Bien sûr, ignorer les hyperliens est toujours possible, c'est l'espace de liberté qu'ils incluent aussi; ils relèvent de l'acte décisif de chacun·e derrière son écran◊  Ils constituent cependant un pendant des bibliographies exhaustives d'articles & ouvrages davantage académiques... Les hyperliens étoffent le matériau virtuel présenté, l'épaississent en quelque sorte, lui offrent une amplitude multidimensionnelle◊

Ces précisions étant apportées sous forme condensée (si si !!!), il est temps d'aborder The heart of the matter


Bruno Poncharal

Dans la continuité de, & conforté par deux articles écrits par Bruno Poncharal pour la revue de philosophie en ligne NOESIS,

embarquement au long cours dans cette belle prose philosophique whiteheadienne intitulée Modes of Thought (Modes du penser, proposition de traduction): ces neuf conférences à la fluidité toute anglo-saxonne ont été rassemblées par leur auteur en 1938 pour constituer un volume◊  S'offre dans cet ouvrage, à la postérité intéressée, une synthèse très dynamique de l'approche originale qu'il fait de la philosophie analytique◊

Les deux articles de Bruno Poncharal offrent, eux, une approche lumineuse du style de Whitehead dans sa dernière oeuvre◊  Ils sont un plaidoyer pour tout·e philosophe à lire le texte dans la langue d'origine & et à ne pas dépendre de béquilles traductives◊  Ce point de vue est développé sur Nulle Part par ailleurs


Prendre un·e philosophe par la fin

La décision d'aborder la dernière oeuvre d'un·e philosophe n'est pas neuve sur Nulle Part:

  • déjà Poétique de la Terre était à l'époque de sa parution la dernière somme en date d'Augustin Berque; il a bien sûr continué à publier & moi à le suivre de plus loin◊ 
  • A suivi L'Éthique de Spinoza; d'autres par la suite◊
  • Voici maintenant Modes of Thought qui est une manière de « grasp the topic in the rough », comme le formule Whitehead dès la page 6 à propos du « development of intelligence », qui, par ailleurs, se verrait bien proposé comme quasi-synonyme de good sense figurant dans le dernier paragraphe de la neuvième & dernière conférence (voir plus bas sous le titre La dernière phrase de l'ouvrage)

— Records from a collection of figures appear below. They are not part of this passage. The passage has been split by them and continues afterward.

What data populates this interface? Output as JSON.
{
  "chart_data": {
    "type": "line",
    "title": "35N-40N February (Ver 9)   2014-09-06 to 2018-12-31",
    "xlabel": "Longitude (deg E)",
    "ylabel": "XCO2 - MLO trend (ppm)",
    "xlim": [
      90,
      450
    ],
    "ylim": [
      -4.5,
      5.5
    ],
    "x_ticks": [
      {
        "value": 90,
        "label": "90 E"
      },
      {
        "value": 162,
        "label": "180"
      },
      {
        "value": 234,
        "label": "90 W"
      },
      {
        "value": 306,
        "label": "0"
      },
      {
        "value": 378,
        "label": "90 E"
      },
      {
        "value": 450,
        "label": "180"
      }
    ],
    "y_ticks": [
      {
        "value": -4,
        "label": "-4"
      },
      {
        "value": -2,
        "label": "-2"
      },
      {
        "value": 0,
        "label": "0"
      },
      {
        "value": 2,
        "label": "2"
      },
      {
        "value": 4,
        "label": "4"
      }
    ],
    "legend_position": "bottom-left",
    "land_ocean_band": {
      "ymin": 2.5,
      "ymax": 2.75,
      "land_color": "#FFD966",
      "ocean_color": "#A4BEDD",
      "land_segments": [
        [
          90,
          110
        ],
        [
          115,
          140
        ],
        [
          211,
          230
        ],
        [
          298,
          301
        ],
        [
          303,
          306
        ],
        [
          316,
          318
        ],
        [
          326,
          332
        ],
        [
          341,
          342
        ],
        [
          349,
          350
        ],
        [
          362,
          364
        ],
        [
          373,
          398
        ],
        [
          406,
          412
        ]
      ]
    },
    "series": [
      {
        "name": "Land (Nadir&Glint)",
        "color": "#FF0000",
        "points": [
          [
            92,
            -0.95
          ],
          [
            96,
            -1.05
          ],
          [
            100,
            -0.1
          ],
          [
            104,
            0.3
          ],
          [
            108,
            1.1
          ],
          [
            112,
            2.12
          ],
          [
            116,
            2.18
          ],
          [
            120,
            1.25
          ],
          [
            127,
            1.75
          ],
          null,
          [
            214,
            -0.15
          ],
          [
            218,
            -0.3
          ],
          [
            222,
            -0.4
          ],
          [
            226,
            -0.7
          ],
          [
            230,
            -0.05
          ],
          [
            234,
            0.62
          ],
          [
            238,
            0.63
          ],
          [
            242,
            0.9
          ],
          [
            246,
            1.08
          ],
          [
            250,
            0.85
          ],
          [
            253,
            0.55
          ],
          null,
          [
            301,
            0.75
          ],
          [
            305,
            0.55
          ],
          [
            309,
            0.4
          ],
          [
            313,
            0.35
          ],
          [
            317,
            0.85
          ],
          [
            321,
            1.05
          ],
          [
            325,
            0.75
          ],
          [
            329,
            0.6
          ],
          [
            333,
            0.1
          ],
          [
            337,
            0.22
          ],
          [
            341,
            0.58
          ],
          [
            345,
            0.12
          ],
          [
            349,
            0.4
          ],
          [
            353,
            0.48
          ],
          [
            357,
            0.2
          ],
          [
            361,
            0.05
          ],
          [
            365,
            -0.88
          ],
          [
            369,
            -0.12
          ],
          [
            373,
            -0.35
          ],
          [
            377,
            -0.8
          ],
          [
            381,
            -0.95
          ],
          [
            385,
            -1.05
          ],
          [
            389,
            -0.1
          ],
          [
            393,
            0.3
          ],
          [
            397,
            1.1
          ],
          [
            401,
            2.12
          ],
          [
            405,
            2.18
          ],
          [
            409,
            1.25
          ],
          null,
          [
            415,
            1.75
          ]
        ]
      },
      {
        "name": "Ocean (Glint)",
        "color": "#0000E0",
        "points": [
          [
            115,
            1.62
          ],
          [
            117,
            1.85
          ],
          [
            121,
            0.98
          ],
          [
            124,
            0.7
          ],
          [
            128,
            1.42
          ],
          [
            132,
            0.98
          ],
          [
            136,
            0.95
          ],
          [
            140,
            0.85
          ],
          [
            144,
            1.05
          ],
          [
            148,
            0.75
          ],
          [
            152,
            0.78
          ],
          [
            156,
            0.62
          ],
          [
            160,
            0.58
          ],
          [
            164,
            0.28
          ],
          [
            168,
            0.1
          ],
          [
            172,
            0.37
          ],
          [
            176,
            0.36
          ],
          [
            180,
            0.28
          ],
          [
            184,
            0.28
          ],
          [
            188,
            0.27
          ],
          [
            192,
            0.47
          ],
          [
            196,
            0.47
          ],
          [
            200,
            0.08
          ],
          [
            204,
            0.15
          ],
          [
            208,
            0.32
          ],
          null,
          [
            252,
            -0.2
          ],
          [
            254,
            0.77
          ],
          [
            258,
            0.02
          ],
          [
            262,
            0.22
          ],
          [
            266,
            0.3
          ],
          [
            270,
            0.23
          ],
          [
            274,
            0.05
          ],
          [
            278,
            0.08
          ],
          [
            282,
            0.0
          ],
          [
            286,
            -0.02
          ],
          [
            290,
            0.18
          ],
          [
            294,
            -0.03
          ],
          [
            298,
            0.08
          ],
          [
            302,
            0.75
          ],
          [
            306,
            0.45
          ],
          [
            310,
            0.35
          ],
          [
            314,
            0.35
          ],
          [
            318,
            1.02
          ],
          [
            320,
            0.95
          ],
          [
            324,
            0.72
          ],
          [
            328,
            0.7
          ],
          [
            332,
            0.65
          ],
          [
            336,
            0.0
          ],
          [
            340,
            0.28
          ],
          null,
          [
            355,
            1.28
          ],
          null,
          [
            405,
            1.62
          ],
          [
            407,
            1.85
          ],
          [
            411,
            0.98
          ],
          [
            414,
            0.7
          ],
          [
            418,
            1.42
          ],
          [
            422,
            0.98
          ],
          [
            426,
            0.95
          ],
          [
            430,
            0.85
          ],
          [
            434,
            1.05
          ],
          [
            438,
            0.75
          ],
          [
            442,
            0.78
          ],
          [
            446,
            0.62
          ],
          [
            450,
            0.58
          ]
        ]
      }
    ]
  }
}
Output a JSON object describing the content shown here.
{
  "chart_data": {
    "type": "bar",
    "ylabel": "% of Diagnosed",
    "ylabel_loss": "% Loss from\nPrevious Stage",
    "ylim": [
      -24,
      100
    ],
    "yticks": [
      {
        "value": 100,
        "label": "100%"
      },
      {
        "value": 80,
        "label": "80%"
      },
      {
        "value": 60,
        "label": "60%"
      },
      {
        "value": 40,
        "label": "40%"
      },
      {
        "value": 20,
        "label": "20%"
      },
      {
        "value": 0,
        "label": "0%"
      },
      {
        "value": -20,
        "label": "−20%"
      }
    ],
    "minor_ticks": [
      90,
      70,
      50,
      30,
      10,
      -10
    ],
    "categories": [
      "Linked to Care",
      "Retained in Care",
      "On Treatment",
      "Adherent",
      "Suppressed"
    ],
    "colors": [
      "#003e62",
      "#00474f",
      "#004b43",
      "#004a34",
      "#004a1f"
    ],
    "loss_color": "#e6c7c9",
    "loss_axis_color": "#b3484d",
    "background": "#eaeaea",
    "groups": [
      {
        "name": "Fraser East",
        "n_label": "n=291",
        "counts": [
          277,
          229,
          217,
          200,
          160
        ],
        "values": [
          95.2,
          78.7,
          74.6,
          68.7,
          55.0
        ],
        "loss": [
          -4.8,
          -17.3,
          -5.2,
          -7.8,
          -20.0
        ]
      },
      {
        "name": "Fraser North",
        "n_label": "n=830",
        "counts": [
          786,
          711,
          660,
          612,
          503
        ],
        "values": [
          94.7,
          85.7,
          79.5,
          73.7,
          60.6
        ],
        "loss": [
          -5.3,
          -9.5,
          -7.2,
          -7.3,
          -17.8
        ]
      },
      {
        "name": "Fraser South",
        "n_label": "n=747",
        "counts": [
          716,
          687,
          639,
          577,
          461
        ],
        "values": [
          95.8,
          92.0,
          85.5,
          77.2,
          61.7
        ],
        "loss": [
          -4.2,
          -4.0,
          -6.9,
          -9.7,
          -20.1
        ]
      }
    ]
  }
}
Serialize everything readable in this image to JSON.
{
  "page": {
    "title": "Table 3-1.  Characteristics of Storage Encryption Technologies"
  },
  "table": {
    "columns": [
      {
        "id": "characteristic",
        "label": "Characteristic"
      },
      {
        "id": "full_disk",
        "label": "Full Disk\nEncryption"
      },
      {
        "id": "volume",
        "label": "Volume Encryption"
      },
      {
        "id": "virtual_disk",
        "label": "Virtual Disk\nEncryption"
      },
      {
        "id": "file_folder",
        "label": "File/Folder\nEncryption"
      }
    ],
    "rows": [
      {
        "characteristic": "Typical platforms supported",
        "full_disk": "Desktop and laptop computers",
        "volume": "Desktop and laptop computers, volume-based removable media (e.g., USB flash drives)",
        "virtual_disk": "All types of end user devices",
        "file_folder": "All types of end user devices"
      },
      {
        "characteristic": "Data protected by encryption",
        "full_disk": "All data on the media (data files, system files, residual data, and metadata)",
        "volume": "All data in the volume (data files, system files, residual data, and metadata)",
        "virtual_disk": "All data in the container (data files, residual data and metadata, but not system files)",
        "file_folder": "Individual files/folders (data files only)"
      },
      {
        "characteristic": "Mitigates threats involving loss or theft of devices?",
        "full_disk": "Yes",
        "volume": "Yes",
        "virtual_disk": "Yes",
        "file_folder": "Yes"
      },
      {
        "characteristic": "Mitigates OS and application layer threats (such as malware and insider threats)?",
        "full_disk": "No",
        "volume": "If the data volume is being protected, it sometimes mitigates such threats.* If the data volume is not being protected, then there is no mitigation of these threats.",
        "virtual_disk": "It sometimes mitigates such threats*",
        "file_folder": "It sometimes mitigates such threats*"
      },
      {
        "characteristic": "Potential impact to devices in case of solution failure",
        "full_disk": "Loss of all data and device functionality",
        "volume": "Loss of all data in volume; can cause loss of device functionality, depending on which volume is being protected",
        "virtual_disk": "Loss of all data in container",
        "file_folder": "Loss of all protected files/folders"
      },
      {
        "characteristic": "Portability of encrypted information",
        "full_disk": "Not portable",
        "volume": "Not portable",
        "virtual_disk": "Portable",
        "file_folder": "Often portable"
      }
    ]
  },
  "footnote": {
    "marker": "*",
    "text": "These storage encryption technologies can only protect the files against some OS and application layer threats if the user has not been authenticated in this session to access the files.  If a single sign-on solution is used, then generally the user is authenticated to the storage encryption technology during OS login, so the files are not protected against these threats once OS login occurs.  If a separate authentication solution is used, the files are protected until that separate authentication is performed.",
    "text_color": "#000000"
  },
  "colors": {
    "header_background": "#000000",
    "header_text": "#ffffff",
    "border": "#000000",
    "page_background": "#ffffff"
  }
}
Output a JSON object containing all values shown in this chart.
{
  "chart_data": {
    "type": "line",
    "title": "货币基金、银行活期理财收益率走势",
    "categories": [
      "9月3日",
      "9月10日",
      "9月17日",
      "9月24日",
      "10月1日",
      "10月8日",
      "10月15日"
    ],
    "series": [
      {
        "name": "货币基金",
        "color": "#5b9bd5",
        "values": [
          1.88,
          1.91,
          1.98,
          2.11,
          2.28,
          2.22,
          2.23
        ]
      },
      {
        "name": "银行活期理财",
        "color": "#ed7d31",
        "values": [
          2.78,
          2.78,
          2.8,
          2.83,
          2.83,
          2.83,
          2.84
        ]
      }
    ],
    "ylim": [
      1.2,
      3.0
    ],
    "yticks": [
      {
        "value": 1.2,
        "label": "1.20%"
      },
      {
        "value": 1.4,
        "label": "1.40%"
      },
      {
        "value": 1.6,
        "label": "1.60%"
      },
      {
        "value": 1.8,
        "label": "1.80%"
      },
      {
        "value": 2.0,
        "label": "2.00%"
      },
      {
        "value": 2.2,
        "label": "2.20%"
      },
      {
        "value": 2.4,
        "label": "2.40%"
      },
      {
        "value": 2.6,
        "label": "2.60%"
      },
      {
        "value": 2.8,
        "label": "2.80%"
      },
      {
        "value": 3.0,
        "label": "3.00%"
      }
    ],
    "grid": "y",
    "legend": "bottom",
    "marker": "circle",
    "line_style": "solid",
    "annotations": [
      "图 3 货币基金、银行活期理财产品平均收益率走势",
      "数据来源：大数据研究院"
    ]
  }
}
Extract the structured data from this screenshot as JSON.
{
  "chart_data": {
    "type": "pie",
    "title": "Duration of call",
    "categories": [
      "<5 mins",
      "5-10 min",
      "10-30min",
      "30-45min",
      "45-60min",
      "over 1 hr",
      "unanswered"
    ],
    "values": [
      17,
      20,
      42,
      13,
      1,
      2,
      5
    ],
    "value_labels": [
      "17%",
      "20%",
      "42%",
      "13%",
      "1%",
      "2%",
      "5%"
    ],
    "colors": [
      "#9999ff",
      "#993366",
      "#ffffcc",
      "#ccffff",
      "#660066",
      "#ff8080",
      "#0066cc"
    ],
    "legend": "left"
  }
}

Lire dans le texte (in the rough) sans l'intermédiaire d'une traduction puisque j'ai, comme je le détaille plus bas, après le titre D'où je parle ?, développé mes capacités d'accès à la littérature mondiale en langue anglaise en tant qu'angliciste◊  Se lisent indifféremment le français & l'anglais; les compétences ne s'originent pas à mêmes sources, mais les fleuves qui s'en écoulent son de débits similaires – vitesse de lecture notamment, mais aussi ampleurs lexicale & syntaxique ainsi que l'usage intuitif de la langue◊

C'est d'ailleurs au nom d'un raisonnement similaire que s'est aussi mis en ligne une levée de lièvre prépositionnel à propos du dernier et très utile ouvrage publié par Monsieur Didier Debaise◊  L'apparemment (je ne ai pas eu cette traduction en main) très insuffisante traduction de Modes of Thought en français chez Vrin (2004) plaide également en faveur d'un accès direct au texte◊  Si vous lisiez cet essai sur le lièvre prépositionnel, vous y sauriez qu'il n'est pas obligatoire d'être angliciste pour aborder Whitehead dans le texte original; des stratégies de lecture experte d'une langue étrangère sont intégrables (voir ci-dessous)◊  Des compétences de lecture sont disponibles à des lectrices & lecteurs ayant déjà une maitrise satisfaisante de la langue anglaise◊  Voir le très utile Niveau Seuil mis au point par le Conseil de l'Europe à ce propos◊  Il inclut notamment une mise à jour récente de descripteurs incluant aussi la langue des signes◊

Le parcours qui s'entame ici pourra sembler à priori décousu mais il est (sup)posé qu'en cours d'assemblage (le terme est de Whitehead), il pourrait s'(auto-)organiser dans une forme de cohérence évolutive◊  Ou pas◊  En voiture, Simone !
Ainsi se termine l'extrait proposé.